= Mong, Punjab =

Village in Punjab, Pakistan

Mong or Mung (مونگ ) is a village and Union Council of Mandi Bahauddin District in the Punjab province of Pakistan.

==History==
According to Alexander Cunningham, Mong was built on the ancient city of Nicaea which was founded by Alexander the Great in commemoration of his victory over Porus in the Battle of the Hydaspes. However, the ruins of the city of Nicea have not been found yet, not least because the landscape has changed somewhat.

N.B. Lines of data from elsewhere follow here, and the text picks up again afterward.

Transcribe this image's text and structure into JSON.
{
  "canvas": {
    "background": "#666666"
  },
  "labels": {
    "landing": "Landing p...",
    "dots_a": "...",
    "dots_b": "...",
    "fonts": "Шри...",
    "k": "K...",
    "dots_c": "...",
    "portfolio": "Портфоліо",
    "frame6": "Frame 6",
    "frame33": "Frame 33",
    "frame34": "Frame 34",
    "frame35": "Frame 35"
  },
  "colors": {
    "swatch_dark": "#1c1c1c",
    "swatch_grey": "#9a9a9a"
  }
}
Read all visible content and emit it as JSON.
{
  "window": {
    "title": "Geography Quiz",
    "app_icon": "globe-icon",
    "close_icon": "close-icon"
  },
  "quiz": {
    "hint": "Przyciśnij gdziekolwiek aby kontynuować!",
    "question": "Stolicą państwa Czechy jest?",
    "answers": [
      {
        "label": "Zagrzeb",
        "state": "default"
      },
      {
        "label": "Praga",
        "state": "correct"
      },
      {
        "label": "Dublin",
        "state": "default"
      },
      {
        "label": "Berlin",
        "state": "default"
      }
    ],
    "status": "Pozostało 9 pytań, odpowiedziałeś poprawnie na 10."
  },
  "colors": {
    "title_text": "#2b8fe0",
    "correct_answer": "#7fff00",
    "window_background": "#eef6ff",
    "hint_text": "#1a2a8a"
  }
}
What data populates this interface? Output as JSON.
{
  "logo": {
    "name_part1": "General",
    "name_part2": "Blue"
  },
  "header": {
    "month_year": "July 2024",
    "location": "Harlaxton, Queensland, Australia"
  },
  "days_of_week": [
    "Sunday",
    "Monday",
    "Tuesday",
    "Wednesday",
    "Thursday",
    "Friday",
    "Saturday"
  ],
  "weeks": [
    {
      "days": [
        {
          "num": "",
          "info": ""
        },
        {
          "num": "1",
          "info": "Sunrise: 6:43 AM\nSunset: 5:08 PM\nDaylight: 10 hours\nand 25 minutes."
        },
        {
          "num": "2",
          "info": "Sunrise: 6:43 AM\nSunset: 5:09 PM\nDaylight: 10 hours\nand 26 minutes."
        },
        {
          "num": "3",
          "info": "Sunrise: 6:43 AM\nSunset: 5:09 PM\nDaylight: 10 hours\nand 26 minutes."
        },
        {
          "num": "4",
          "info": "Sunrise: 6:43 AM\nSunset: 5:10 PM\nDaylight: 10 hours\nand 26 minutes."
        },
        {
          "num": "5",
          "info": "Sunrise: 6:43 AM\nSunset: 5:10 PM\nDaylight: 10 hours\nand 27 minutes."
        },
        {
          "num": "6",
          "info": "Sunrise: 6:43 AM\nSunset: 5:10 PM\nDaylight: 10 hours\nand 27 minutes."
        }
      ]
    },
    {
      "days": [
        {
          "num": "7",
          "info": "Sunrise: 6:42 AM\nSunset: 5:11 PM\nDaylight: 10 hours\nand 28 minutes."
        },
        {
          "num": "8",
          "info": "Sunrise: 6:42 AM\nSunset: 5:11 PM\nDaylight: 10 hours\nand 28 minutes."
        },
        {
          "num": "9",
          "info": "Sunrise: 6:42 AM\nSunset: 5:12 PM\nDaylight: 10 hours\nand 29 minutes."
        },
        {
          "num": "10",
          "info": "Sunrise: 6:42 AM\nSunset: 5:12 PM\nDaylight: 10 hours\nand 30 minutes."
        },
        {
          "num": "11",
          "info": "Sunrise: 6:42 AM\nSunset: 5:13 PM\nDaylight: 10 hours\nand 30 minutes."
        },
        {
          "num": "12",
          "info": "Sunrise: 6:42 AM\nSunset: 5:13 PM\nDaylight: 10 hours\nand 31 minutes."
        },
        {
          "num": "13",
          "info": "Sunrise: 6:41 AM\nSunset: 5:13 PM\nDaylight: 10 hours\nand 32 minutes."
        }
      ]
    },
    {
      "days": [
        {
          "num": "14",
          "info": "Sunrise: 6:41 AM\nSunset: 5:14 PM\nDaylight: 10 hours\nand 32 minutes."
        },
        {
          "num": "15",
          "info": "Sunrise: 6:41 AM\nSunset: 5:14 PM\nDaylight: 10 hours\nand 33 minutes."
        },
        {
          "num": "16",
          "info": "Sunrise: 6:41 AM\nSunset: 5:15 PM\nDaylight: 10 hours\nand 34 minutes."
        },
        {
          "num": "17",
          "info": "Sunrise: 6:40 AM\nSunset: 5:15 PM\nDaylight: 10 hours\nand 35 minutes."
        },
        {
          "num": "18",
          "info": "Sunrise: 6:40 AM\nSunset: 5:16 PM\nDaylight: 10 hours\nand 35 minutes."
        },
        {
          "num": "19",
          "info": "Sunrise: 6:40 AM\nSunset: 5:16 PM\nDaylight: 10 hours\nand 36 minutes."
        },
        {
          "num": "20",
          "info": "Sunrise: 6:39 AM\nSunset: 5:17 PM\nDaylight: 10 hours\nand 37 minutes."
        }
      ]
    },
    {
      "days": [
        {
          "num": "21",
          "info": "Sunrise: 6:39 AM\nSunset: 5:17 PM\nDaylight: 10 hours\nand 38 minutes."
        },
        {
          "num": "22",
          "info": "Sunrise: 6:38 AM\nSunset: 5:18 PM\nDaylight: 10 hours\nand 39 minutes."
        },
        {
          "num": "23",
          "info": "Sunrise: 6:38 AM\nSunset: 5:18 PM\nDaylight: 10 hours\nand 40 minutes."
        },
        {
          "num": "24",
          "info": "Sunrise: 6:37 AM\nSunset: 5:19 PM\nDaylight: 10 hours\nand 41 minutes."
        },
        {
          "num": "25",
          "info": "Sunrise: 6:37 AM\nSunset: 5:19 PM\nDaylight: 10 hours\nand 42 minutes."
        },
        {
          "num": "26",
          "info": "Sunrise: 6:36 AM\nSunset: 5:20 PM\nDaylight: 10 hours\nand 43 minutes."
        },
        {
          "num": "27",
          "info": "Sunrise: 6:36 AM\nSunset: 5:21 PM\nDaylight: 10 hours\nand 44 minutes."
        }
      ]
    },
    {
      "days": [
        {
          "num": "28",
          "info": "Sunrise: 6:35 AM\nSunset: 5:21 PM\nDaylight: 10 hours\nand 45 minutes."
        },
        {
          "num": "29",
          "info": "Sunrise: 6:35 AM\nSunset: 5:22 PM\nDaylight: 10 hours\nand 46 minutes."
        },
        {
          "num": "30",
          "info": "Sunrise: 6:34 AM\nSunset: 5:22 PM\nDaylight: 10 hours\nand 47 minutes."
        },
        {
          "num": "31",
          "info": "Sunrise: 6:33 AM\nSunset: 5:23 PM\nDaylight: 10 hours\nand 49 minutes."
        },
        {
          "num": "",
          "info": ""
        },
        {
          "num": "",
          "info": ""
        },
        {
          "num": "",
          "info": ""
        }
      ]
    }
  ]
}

The 1910 edition of Encyclopædia Britannica cited Mong as the location of Nicaea, but the latest edition does not state this.

According to The Imperial Gazetteer of India:
"The overthrow of the Bactrians by the Parthians in the latter half of the second century brought another change of rulers, and the coins of the Indo-Scythian king Maues (c. 120 BCE), who is known to local tradition as Raja Moga, have been found at Mong". At the end of the first century CE the whole of the Punjab was conquered by the Yueh-chi."

Almost 2 millennia later, at almost the same location, a few kilometers from Mong, the British forces under Lord Gough and the Khalsa Sikh Army fought the 1849 Battle of Chillianwala in the Second Anglo-Sikh War.